Troubleshooting Windows HPC WCF/SOA Issues

HPC uses HPC sessions to support the service-oriented architecture (SOA) programming model based on Windows Communication Foundation (WCF). Sometimes troubleshooting errors from this SOA based applications could be challenging. However this tip I'm about to share should be helpful to figure out exactly where the issue is coming from. Looking through the trace of the communication between the service hosts (running on the compute nodes) and the broker is often the key to identifying where the problem lies.
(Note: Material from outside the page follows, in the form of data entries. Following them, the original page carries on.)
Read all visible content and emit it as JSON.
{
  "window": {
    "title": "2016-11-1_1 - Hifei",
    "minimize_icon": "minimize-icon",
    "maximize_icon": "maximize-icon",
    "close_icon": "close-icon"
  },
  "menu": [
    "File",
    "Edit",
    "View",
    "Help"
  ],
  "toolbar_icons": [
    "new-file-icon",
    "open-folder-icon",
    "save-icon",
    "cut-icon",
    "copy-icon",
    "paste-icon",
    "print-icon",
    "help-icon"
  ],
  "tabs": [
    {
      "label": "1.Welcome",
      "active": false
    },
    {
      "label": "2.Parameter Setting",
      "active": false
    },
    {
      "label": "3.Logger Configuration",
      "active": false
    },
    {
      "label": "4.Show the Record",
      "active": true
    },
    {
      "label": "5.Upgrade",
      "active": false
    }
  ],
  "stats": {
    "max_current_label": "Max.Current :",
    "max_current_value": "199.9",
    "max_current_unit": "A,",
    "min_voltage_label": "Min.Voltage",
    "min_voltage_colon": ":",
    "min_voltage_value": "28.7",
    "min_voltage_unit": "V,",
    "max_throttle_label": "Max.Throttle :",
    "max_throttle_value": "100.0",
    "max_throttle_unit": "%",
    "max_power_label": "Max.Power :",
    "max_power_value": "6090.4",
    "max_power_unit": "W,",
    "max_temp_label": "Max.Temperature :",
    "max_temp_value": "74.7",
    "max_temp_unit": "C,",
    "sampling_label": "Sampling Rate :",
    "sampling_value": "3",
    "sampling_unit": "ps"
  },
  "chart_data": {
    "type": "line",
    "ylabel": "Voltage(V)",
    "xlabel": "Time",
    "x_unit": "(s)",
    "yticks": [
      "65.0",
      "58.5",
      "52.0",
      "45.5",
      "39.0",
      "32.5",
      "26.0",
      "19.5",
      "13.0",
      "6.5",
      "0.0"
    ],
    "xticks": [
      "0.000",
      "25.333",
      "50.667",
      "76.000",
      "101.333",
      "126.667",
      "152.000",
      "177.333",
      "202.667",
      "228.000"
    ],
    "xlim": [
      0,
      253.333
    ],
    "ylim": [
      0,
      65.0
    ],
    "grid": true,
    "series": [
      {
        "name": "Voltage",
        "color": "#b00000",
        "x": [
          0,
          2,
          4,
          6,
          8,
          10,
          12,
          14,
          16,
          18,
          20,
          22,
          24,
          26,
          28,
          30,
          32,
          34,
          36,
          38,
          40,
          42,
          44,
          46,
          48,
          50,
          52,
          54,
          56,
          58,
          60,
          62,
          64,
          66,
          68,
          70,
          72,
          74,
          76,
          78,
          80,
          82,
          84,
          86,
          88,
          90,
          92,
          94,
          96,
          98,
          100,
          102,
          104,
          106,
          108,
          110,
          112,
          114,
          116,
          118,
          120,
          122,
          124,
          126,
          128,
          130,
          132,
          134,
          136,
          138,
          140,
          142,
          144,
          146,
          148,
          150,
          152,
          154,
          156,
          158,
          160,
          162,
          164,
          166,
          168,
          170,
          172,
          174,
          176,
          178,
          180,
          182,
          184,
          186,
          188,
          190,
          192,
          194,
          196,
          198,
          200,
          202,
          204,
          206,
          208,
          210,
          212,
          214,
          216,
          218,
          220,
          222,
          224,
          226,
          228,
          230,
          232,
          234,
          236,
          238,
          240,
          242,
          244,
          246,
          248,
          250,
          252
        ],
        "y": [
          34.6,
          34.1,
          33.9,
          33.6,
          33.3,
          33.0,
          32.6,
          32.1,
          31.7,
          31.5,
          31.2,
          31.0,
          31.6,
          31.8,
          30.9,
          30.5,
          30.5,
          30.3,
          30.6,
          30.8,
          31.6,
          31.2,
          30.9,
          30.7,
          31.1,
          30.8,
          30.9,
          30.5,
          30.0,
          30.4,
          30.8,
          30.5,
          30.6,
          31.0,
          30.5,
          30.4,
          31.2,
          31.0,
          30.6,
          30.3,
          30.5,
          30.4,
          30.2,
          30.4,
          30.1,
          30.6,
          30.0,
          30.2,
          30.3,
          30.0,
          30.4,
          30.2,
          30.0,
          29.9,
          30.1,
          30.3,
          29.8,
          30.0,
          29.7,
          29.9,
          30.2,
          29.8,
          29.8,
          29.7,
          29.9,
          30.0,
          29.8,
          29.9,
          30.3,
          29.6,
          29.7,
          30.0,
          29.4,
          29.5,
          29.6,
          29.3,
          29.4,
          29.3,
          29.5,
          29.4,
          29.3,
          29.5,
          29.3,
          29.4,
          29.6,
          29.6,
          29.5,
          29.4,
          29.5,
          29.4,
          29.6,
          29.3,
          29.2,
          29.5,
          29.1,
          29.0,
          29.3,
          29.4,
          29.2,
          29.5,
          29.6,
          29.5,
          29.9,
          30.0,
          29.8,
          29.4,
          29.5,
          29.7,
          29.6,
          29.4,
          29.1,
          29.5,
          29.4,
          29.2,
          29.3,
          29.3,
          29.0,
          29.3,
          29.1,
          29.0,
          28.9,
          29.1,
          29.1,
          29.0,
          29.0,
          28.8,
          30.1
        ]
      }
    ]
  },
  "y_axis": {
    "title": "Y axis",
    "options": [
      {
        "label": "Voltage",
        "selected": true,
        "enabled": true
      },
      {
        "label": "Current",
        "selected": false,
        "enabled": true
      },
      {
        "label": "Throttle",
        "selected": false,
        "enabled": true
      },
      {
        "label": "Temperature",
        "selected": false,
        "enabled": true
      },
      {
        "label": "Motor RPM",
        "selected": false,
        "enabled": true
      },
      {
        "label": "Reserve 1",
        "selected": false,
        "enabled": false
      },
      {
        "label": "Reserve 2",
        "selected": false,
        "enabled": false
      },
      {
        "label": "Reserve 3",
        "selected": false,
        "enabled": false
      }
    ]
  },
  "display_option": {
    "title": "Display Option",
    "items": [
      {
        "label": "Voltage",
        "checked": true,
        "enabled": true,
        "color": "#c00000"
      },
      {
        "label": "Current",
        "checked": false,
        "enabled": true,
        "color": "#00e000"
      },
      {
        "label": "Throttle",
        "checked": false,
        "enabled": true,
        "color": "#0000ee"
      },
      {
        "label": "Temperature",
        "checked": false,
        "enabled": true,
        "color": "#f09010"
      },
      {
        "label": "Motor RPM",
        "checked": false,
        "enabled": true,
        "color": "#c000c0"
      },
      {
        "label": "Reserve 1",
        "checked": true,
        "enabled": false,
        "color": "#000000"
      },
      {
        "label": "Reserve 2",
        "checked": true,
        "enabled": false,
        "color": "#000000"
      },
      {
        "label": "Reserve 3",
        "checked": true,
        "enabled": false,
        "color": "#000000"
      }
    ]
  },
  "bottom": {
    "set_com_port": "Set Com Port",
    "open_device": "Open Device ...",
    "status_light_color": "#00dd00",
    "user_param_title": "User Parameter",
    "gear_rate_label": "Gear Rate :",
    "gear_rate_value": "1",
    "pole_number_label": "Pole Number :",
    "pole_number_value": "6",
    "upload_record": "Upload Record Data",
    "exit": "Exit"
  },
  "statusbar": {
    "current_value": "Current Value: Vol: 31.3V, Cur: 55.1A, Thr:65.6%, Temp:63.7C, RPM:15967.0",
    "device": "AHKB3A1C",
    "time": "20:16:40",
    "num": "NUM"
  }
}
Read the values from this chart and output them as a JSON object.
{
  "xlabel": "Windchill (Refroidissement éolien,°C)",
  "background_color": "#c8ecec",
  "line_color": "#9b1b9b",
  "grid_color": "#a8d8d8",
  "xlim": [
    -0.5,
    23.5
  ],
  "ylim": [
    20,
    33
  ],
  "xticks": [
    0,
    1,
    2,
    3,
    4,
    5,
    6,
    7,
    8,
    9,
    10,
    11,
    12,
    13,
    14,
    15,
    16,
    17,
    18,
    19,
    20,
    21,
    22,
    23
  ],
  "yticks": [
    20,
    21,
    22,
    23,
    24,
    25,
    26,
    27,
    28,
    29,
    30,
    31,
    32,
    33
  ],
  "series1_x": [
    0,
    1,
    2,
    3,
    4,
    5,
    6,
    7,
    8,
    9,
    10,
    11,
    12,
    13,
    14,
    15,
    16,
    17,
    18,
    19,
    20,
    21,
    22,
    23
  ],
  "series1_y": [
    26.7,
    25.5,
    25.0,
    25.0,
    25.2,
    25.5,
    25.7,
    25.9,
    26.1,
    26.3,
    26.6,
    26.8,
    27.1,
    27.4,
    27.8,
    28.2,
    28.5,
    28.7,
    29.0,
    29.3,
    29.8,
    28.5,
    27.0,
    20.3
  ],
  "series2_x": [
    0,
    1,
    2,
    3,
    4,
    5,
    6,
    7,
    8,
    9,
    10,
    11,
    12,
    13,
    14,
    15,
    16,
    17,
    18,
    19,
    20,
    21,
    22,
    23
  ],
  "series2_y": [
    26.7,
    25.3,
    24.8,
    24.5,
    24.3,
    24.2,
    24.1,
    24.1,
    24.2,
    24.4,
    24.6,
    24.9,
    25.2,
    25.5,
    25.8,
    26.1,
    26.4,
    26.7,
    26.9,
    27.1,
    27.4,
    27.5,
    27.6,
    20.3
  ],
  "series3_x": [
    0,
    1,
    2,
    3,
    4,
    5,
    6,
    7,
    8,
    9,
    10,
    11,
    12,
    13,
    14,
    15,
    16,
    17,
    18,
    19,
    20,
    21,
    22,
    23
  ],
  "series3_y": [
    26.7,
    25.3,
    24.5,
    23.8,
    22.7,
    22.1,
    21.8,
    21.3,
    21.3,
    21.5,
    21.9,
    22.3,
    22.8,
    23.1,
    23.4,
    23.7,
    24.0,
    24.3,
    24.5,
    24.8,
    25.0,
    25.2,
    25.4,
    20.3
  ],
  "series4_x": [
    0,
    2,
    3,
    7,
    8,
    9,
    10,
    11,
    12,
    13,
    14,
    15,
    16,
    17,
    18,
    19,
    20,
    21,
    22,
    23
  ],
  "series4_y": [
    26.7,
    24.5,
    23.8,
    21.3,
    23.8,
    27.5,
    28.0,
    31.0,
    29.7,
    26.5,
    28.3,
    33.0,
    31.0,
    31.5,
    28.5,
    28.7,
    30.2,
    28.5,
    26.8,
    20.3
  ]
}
You can use the Windows Communication Foundation (WCF) Service Trace Viewer Tool to analyze messages logged by WCF. Service Trace Viewer is included in the Microsoft Windows Software Development Kit (SDK) for Windows Vista and .NET Framework Runtime Components. You can download the Windows SDK from the Microsoft Download Center at https://go.microsoft.com/fwlink/?LinkID=75636. For more information about using this tool, see "Service Trace Viewer Tool (SvcTraceViewer.exe)"at https://go.microsoft.com/fwlink/?LinkId=88991.

The following are the instructions to enable tracing.

1. Modify the system.diagnostic section HpcServiceHost.exe.config in %CCP_HOME%\bin\ (*for each compute nodes*) as follow:

<system.diagnostics>

    <sources>

      <source name="Microsoft.Hpc.HpcServiceHosting" switchValue="All">

        <listeners>

          <add name="Console" />

          <add name="ServiceHostTraceListener" />

        </listeners>

      </source>

    </sources>

    <sharedListeners>

      <add initializeData="\\<HEADNODE>\CcpSpoolDir\host.svclog" type="System.Diagnostics.XmlWriterTraceListener"

        name="ServiceHostTraceListener">

        <filter type="" />

      </add>

      <add type="System.Diagnostics.ConsoleTraceListener, System, Version=2.0.0.0, Culture=neutral, PublicKeyToken=b77a5c561934e089"

        name="Console" traceOutputOptions="DateTime, ThreadId">

        <filter type="" />

      </add>

    </sharedListeners>

    <trace autoflush="true" />

</system.diagnostics>

Modify the modify the system.diagnostic section of the HpcWcfBroker.exe.config in %CCP_HOME%\bin ( *on all broker nodes* ) as follows:

  <system.diagnostics>

    <sources>

      <source name="Microsoft.Hpc.ServiceBroker" switchValue="All">

        <listeners>

          <add name="Console">

            <filter type="" />

          </add>

          <add name="WSLBTraceListener">

            <filter type="" />

          </add>

          <remove name ="Default" />

        </listeners>

      </source>

    </sources>

    <sharedListeners>

      <add type="System.Diagnostics.ConsoleTraceListener, System, Version=2.0.0.0, Culture=neutral, PublicKeyToken=b77a5c561934e089"

        name="Console" traceOutputOptions="DateTime, ThreadId">

        <filter type="" />

      </add>

      <add initializeData="\\<HEADNODE>\CcpSpoolDir\broker.svclog"

        type="System.Diagnostics.XmlWriterTraceListener, System, Version=2.0.0.0, Culture=neutral, PublicKeyToken=b77a5c561934e089"

        name="WSLBTraceListener" traceOutputOptions="Timestamp">

        <filter type="" />

      </add>

    </sharedListeners>

    <trace autoflush="true" />

  </system.diagnostics>

2. replace the <HEADNODE> in both files with your headnode name.

3. Run your application until you see the errors

4. All svclog files will be under \\<HEADNODE>\CcpSpoolDir\.